After the game, the officials admitted they blew the whistle but not the play in the Redskins' 21-13 loss to the Panthers at FedEx Field on Sunday. Referee Carl Cheffers told a pool reporter after the game that they let DeAngelo Williams' 30-yard touchdown run stand because, Cheffers said, "We just felt when the whistle blew, the player would have already scored a touchdown. ... By the time the whistle blew, he had already crossed the goal line."
Replays showed, however, that Williams was around the 17-yard line when the whistle blew. Riley was coming at an angle.
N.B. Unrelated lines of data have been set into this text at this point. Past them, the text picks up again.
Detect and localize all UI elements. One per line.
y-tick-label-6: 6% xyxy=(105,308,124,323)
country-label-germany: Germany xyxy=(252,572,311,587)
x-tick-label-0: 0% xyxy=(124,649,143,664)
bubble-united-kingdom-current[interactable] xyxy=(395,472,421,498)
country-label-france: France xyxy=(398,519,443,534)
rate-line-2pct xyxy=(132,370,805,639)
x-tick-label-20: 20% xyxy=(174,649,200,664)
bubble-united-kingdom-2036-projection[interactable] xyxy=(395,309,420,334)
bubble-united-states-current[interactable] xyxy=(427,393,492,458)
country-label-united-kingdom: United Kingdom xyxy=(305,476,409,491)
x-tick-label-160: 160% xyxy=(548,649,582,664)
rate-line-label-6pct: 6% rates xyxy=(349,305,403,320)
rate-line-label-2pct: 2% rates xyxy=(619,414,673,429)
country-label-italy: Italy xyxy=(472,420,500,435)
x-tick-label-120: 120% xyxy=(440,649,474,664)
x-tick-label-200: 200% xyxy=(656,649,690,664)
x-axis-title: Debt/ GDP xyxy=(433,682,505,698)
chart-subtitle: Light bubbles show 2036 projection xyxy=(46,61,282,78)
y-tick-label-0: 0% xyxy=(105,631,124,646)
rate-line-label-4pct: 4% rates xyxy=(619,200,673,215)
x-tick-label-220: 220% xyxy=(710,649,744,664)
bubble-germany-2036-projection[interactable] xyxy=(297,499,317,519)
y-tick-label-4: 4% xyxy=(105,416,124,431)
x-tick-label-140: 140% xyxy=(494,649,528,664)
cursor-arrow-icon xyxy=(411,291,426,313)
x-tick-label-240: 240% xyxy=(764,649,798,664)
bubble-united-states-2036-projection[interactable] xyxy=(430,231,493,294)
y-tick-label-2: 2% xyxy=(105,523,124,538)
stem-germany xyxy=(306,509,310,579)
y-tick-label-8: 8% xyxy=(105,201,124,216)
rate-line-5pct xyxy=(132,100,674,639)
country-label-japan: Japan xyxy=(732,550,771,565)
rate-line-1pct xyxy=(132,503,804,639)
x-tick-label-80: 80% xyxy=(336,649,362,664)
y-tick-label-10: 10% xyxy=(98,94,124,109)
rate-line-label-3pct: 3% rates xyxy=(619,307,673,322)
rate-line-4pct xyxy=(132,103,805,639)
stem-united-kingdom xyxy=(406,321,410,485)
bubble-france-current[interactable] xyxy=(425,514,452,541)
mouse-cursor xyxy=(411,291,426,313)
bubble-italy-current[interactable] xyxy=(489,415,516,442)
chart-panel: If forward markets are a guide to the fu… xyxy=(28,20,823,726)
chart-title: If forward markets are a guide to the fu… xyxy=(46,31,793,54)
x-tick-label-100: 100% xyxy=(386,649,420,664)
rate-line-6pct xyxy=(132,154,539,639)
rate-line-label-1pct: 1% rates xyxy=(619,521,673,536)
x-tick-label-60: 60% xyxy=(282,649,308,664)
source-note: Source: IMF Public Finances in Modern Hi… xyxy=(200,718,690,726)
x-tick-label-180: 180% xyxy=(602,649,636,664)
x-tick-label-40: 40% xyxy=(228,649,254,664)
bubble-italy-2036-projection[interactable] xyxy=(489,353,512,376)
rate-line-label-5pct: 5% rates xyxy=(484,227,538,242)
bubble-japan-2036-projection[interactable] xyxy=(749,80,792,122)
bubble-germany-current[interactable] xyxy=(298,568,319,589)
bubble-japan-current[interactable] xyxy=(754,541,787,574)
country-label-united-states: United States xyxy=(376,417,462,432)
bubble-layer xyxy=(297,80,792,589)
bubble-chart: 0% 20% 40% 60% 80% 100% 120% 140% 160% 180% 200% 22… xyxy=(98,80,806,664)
It's debatable whether Riley would have stopped Williams, but it would have been close.
"I could have pushed him out," Riley said. "He didn't need much to be pushed out of bounds. He was still trying to tiptoe the sideline, and I pulled off, and that's when he caught his balance and started running. I'm going to the refs like, 'You all blew it dead,' and they tell me, 'Who blew it dead.' 'I don't know which one of you all blew it dead. I heard a whistle.'?"
Redskins coach Mike Shanahan said the officials told him they were trying to decide whether a Panthers receiver had held cornerback DeAngelo Hall on the play.
"I didn't know about the whistle," Shanahan said.
The touchdown gave Carolina a 7-3 lead. But it was the Redskins' 13 penalties that really did them in against the Panthers. Penalties hurt them throughout the game, including a scoring drive late in the game. Two scores were nullified by penalties. Washington eventually scored, but it cost the Redskins 29 seconds plus a stoppage at the two-minute warning.
"You can't overcome all those penalties," Redskins left tackle Trent Williams said. "They're just as bad as turnovers."
Said Redskins left guard Kory Lichtensteiger: "Every game we've lost, we just find a way to shoot ourselves in the foot."